I'm working on an prediction project using lstm model in TensorFlow. The structure of the implementation worked, however, got a bad result which the accuracy of testing set was only 0.5. Thus, I have searched whether there exists some tricks of training a lstm-based model. Then I got "adding dropout".
However, following the tutorial by others, some errors occur.
Here's the original version and it worked :
def lstmModel(x, weights, biases):
x = tf.unstack(x, time_step, 1)
lstm_cell = tf.nn.rnn_cell.LSTMCell(n_hidden, state_is_tuple=True, forget_bias=1)
outputs, states = rnn.static_rnn (lstm_cell, x, dtype=tf.float32)rnn.static_rnn)
return tf.matmul(outputs[-1], weights['out']) + biases['out']
and after changing to below, it occurs an error :
ValueError: Shape (90, ?) must have rank at least 3
def lstmModel(x, weights, biases):
x = tf.unstack(x, time_step, 1)
lstm_cell = tf.nn.rnn_cell.LSTMCell(n_hidden, state_is_tuple=True, forget_bias=1)
lstm_dropout = tf.nn.rnn_cell.DropoutWrapper(lstm_cell, output_keep_prob=0.5)
lstm_layers = rnn.MultiRNNCell([lstm_dropout]* 3)
outputs, states = tf.nn.dynamic_rnn(lstm_layers, x, dtype=tf.float32)
return tf.matmul(outputs[-1], weights['out']) + biases['out']
I'm confused if my shape of input data went wrong.
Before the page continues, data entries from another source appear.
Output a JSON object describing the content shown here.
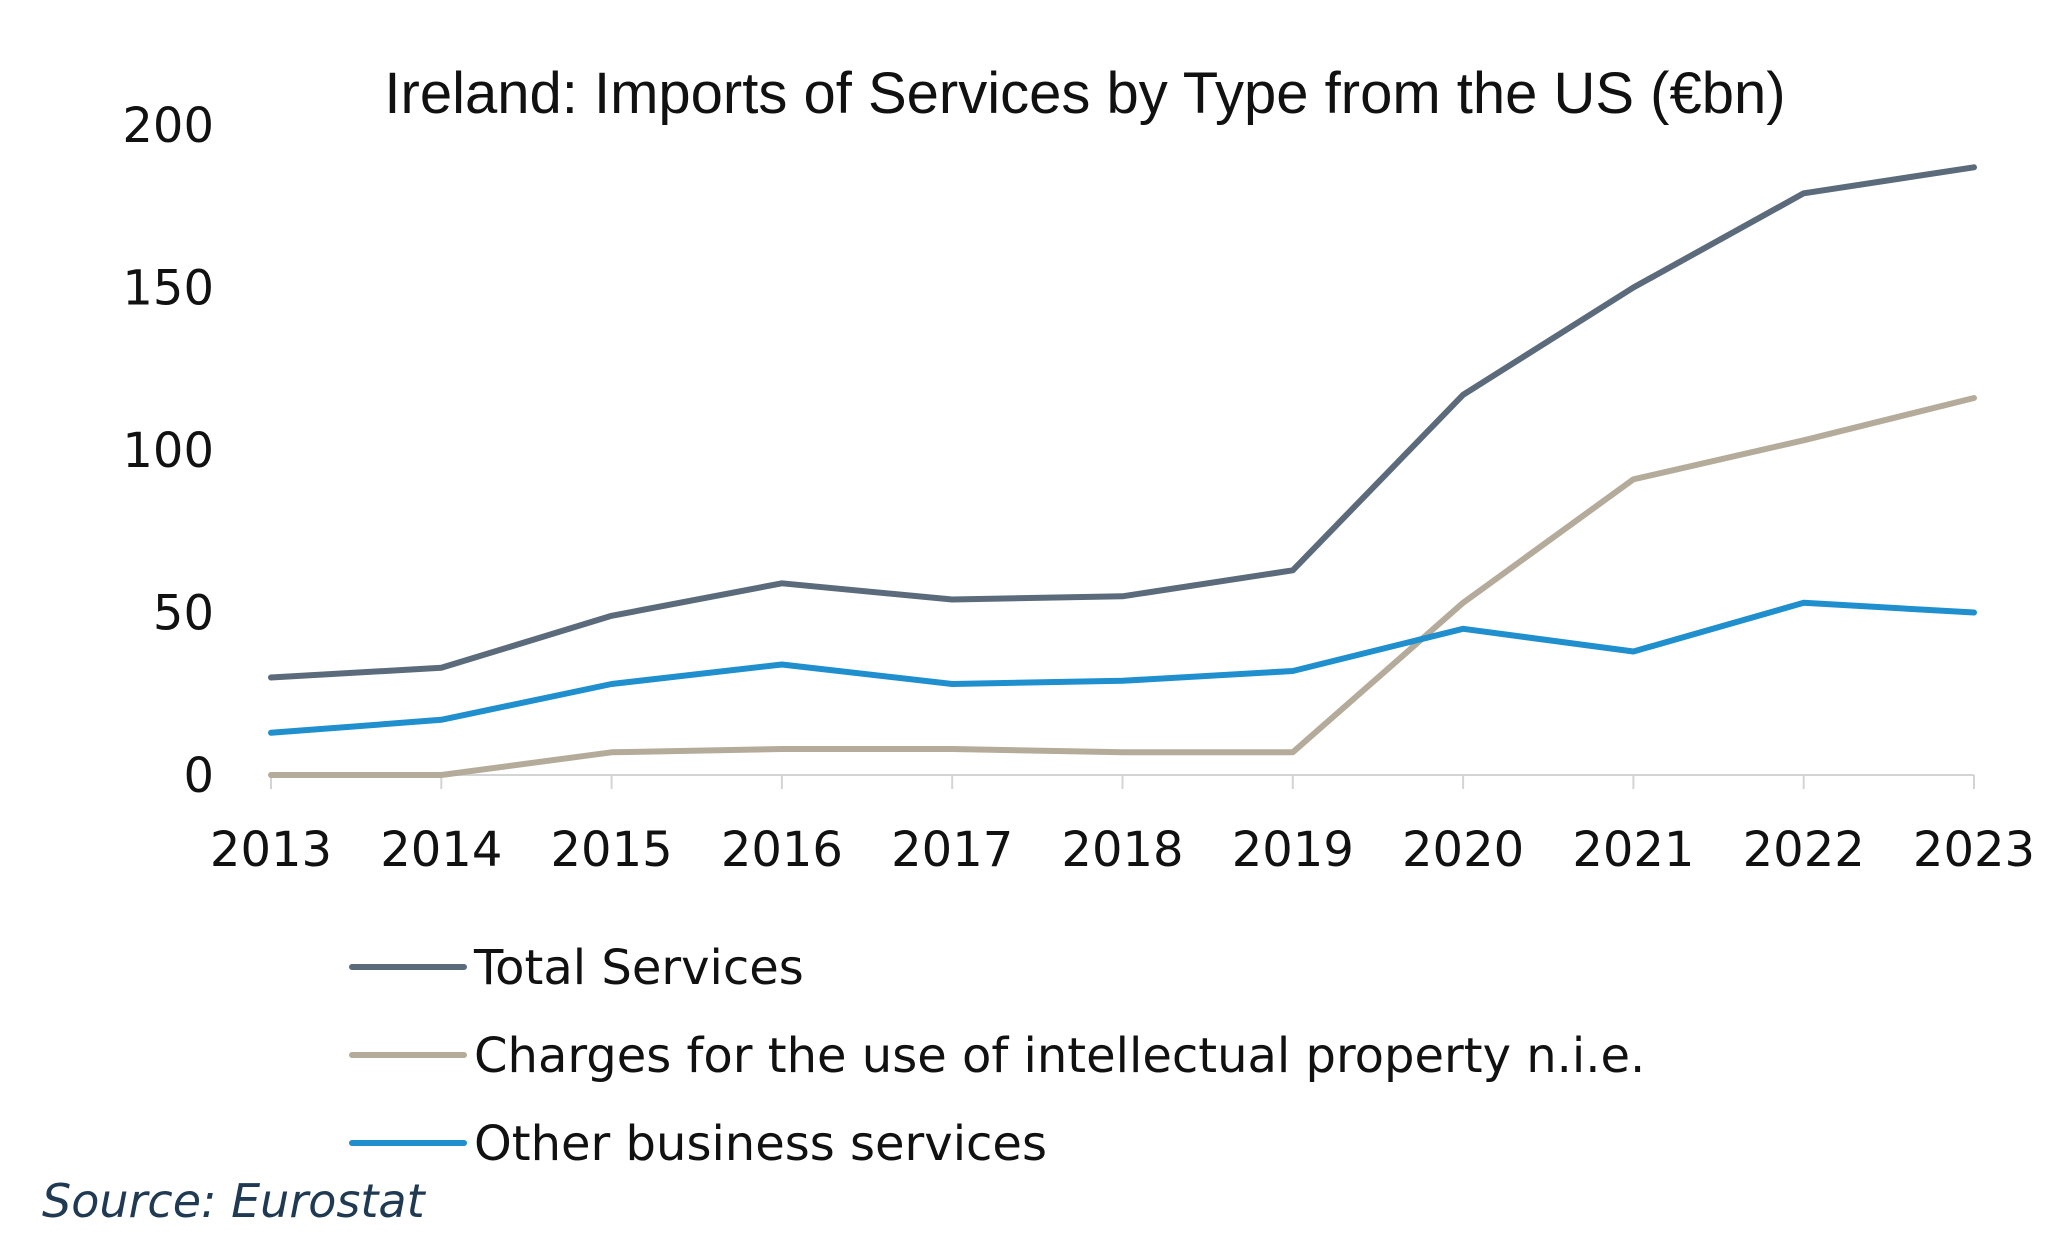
{
  "chart_data": {
    "type": "line",
    "title": "Ireland: Imports of Services by Type from the US (€bn)",
    "xlabel": "",
    "ylabel": "",
    "ylim": [
      0,
      200
    ],
    "yticks": [
      0,
      50,
      100,
      150,
      200
    ],
    "grid": false,
    "legend_position": "bottom",
    "categories": [
      "2013",
      "2014",
      "2015",
      "2016",
      "2017",
      "2018",
      "2019",
      "2020",
      "2021",
      "2022",
      "2023"
    ],
    "series": [
      {
        "name": "Total Services",
        "color": "#5b6b7b",
        "values": [
          30,
          33,
          49,
          59,
          54,
          55,
          63,
          117,
          150,
          179,
          187
        ]
      },
      {
        "name": "Charges for the use of intellectual property n.i.e.",
        "color": "#b5ab9b",
        "values": [
          0,
          0,
          7,
          8,
          8,
          7,
          7,
          53,
          91,
          103,
          116
        ]
      },
      {
        "name": "Other business services",
        "color": "#1f8fce",
        "values": [
          13,
          17,
          28,
          34,
          28,
          29,
          32,
          45,
          38,
          53,
          50
        ]
      }
    ],
    "source": "Source: Eurostat"
  }
}
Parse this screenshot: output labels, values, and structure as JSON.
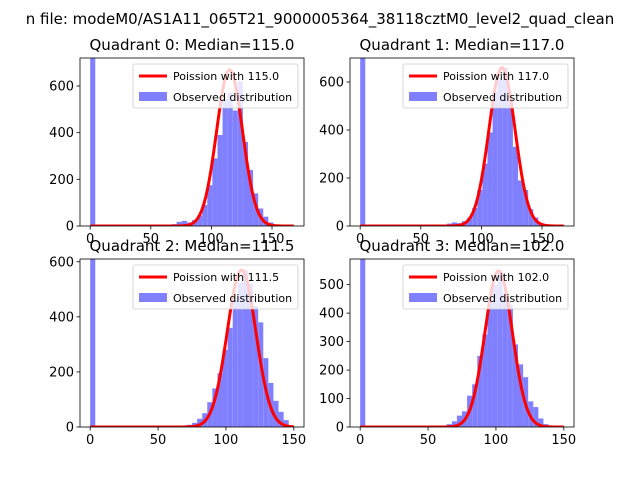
{
  "figure_title": "n file: modeM0/AS1A11_065T21_9000005364_38118cztM0_level2_quad_clean",
  "colors": {
    "poisson": "#ff0000",
    "histogram": "#8080ff",
    "axis": "#000000"
  },
  "chart_data": [
    {
      "type": "bar",
      "title": "Quadrant 0: Median=115.0",
      "median": 115.0,
      "xlim": [
        -8.4,
        176.4
      ],
      "ylim": [
        0,
        720
      ],
      "xticks": [
        0,
        50,
        100,
        150
      ],
      "yticks": [
        0,
        200,
        400,
        600
      ],
      "legend": [
        "Poission with 115.0",
        "Observed distribution"
      ],
      "legend_placement": "top-right",
      "bin_width": 4.2,
      "bins": [
        0,
        63,
        67.2,
        71.4,
        75.6,
        79.8,
        84,
        88.2,
        92.4,
        96.6,
        100.8,
        105,
        109.2,
        113.4,
        117.6,
        121.8,
        126,
        130.2,
        134.4,
        138.6,
        142.8,
        147,
        151.2
      ],
      "values": [
        720,
        3,
        8,
        18,
        22,
        15,
        25,
        45,
        90,
        175,
        290,
        390,
        540,
        570,
        495,
        620,
        360,
        240,
        140,
        75,
        40,
        15,
        5
      ],
      "poisson": {
        "mean": 115.0,
        "sigma": 10.724,
        "x_range": [
          0,
          168
        ]
      }
    },
    {
      "type": "bar",
      "title": "Quadrant 1: Median=117.0",
      "median": 117.0,
      "xlim": [
        -8.4,
        176.4
      ],
      "ylim": [
        0,
        700
      ],
      "xticks": [
        0,
        50,
        100,
        150
      ],
      "yticks": [
        0,
        200,
        400,
        600
      ],
      "legend": [
        "Poission with 117.0",
        "Observed distribution"
      ],
      "legend_placement": "top-right",
      "bin_width": 4.2,
      "bins": [
        0,
        63,
        67.2,
        71.4,
        75.6,
        79.8,
        84,
        88.2,
        92.4,
        96.6,
        100.8,
        105,
        109.2,
        113.4,
        117.6,
        121.8,
        126,
        130.2,
        134.4,
        138.6,
        142.8,
        147,
        151.2
      ],
      "values": [
        700,
        3,
        5,
        10,
        15,
        12,
        20,
        35,
        75,
        150,
        260,
        390,
        560,
        610,
        660,
        520,
        330,
        190,
        150,
        70,
        35,
        12,
        4
      ],
      "poisson": {
        "mean": 117.0,
        "sigma": 10.817,
        "x_range": [
          0,
          168
        ]
      }
    },
    {
      "type": "bar",
      "title": "Quadrant 2: Median=111.5",
      "median": 111.5,
      "xlim": [
        -7.5,
        157.5
      ],
      "ylim": [
        0,
        610
      ],
      "xticks": [
        0,
        50,
        100,
        150
      ],
      "yticks": [
        0,
        200,
        400,
        600
      ],
      "legend": [
        "Poission with 111.5",
        "Observed distribution"
      ],
      "legend_placement": "top-right",
      "bin_width": 3.75,
      "bins": [
        0,
        67.5,
        71.25,
        75,
        78.75,
        82.5,
        86.25,
        90,
        93.75,
        97.5,
        101.25,
        105,
        108.75,
        112.5,
        116.25,
        120,
        123.75,
        127.5,
        131.25,
        135,
        138.75,
        142.5,
        146.25
      ],
      "values": [
        610,
        5,
        8,
        15,
        30,
        50,
        90,
        140,
        195,
        280,
        360,
        460,
        525,
        570,
        520,
        440,
        380,
        250,
        160,
        95,
        55,
        25,
        5
      ],
      "poisson": {
        "mean": 111.5,
        "sigma": 10.559,
        "x_range": [
          0,
          150
        ]
      }
    },
    {
      "type": "bar",
      "title": "Quadrant 3: Median=102.0",
      "median": 102.0,
      "xlim": [
        -7.5,
        157.5
      ],
      "ylim": [
        0,
        590
      ],
      "xticks": [
        0,
        50,
        100,
        150
      ],
      "yticks": [
        0,
        100,
        200,
        300,
        400,
        500
      ],
      "legend": [
        "Poission with 102.0",
        "Observed distribution"
      ],
      "legend_placement": "top-right",
      "bin_width": 3.75,
      "bins": [
        0,
        56.25,
        60,
        63.75,
        67.5,
        71.25,
        75,
        78.75,
        82.5,
        86.25,
        90,
        93.75,
        97.5,
        101.25,
        105,
        108.75,
        112.5,
        116.25,
        120,
        123.75,
        127.5,
        131.25,
        135
      ],
      "values": [
        590,
        5,
        5,
        10,
        20,
        40,
        55,
        110,
        150,
        250,
        325,
        440,
        500,
        545,
        470,
        430,
        290,
        220,
        175,
        90,
        70,
        30,
        10
      ],
      "poisson": {
        "mean": 102.0,
        "sigma": 10.1,
        "x_range": [
          0,
          150
        ]
      }
    }
  ]
}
Before entering this function, the input x
is in the shape (batch_size, time_step, data_size)
batch_size = 30
time_step = 4 #read 4 words
data_size = 80 # total 80 words, each is in np.shape of [1,80]
So, the input shape x
each batch is [30,4,80]
.
And the input word x[0,0,80]
is followed by the word x[0,1,80]
.
Does the design make sense ?
The whole implementation is actually modified by other tutorial and I also wonder what did the tf.unstack()
actually do?
several problems above... I have putted the code in github with "worked version" and "failed version" mentioned above. Only the mentioned function differs! Please check, thanks!